Every day, I get up, turn on the salt lamp on my dresser, and open my blinds. I take some scissors and grab a piece of food not even as big as my fingernail, but it’s still too big for my pet.

Fish are weird creatures, but they’re some of the most energetic when they’re happy. Swimming up to the lip of the tank, my fish, Juan Pepe Arnold Gomez-Feldhusen, can only eat a cut-in-half piece of food, or else he chokes and spits it out. I wouldn’t trade taking care of him for the world.

While my fish, with the strangest name I’ve ever heard, may not be a practical pet because you cannot hold and kiss him, he deserves just as much respect and care.

Graphic by Kiara Conley

In this country, we have created laws to prevent heinous acts, but some slip through the cracks. Oftentimes, fish are sold at fairs as toys, relegating them to winnable objects. These animals should be valued the same as any other pet. They should be chosen with care, not won in games. This is the only reason I don’t like the University of Indianapolis having carnivals. People assume there will be live prizes here because of the practice at other carnivals, so the university also has live fish.

The issue with these live prizes is the treatment of these animals. Last year, at Carnival DeCentral, as much as I loved the fun and light atmosphere at UIndy Hall, I saw fish crowding in the corner of a tank,  afraid of the large net coming towards them.

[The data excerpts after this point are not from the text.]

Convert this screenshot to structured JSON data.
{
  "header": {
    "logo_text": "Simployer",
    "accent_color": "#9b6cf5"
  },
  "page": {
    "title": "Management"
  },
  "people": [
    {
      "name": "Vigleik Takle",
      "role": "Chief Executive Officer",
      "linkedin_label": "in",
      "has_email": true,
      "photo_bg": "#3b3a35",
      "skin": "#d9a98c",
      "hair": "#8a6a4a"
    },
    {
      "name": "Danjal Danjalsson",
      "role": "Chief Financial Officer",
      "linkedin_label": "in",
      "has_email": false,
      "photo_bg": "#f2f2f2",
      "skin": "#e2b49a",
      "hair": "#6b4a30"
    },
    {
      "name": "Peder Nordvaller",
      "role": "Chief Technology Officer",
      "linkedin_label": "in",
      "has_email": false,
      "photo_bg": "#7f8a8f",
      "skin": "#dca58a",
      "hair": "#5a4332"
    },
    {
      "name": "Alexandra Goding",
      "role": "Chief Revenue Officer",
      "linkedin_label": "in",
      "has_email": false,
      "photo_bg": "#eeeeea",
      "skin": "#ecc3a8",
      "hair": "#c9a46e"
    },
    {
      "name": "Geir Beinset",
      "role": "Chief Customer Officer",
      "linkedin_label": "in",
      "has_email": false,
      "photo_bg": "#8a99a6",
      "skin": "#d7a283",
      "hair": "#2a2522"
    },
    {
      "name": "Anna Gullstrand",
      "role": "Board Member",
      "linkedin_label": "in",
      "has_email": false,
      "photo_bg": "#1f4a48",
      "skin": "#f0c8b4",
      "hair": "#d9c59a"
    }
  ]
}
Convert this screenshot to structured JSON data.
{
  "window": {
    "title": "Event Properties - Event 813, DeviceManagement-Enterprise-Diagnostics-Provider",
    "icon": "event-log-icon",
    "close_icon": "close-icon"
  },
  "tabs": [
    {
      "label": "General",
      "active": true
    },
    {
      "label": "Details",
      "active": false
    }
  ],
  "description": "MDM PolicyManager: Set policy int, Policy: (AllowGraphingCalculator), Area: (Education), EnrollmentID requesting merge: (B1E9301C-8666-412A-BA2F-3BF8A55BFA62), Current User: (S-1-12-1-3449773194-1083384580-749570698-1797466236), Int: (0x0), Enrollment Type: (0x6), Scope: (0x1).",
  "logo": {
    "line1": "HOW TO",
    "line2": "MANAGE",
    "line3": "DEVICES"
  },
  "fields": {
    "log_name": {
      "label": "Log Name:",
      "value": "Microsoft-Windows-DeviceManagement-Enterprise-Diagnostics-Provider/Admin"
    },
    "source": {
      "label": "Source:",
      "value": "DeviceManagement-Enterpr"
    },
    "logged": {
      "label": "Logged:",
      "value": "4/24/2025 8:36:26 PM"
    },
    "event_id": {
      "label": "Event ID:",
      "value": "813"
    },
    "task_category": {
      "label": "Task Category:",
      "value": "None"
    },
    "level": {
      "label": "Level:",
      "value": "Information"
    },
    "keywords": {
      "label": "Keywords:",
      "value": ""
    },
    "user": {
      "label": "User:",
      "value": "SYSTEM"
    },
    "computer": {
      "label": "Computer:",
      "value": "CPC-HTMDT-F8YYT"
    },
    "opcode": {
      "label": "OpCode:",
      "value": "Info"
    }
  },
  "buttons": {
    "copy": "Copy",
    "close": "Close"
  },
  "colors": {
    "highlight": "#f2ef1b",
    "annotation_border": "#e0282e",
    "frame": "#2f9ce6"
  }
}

Some of them appeared to be already dead. Central had bought these fish, called feeder fish, and East did the same this year with its carnival event. I even won one fish this year, hoping to save its life. I used a vase that I used for an older fish of mine and put in rocks and plants, a whole home, and this fish only lived for two weeks. They’re destined to die; that’s the nature of feeder fish, just like fish in the ocean. For some, farm animals also serve this feeder role. They shouldn’t be brought up as feasible pets. For this to occur again on campus seems cruel.

UIndy should stop putting on events that hurt animals. Even if the stores are producing these fish for cheap, it’s unethical for our university to promote this carnival behavior. If this argument for animal rights isn’t enough, there also are consequences for humans as well. Fish-borne illnesses, once the dead animal is flushed, are introduced into the sewage system, according to Affinity Magazine. The majority of people probably don’t know that. They also don’t know that a goldfish from the carnival needs a fifty-gallon tank almost immediately to help reverse the negative bacterial infections that already are catalyzed from the fish staying in a baggie for hours in the sun.

During times of quarantine, people may want company if they’re alone in their homes, so they may consider buying less traditional pets, but they need to do the research ahead of time. When I was younger, my mom and I trusted the clerk at a pet store, and I took home a pufferfish, putting it in my freshwater tank. Pufferfish aren’t freshwater fish. The poor thing literally spit out its guts. From that moment, at the age of 12, I realized that every animal deserves proper care, and it is abuse if you don’t bother to look up anything about the species. Learn from my mistakes and take care of these less traditional pets.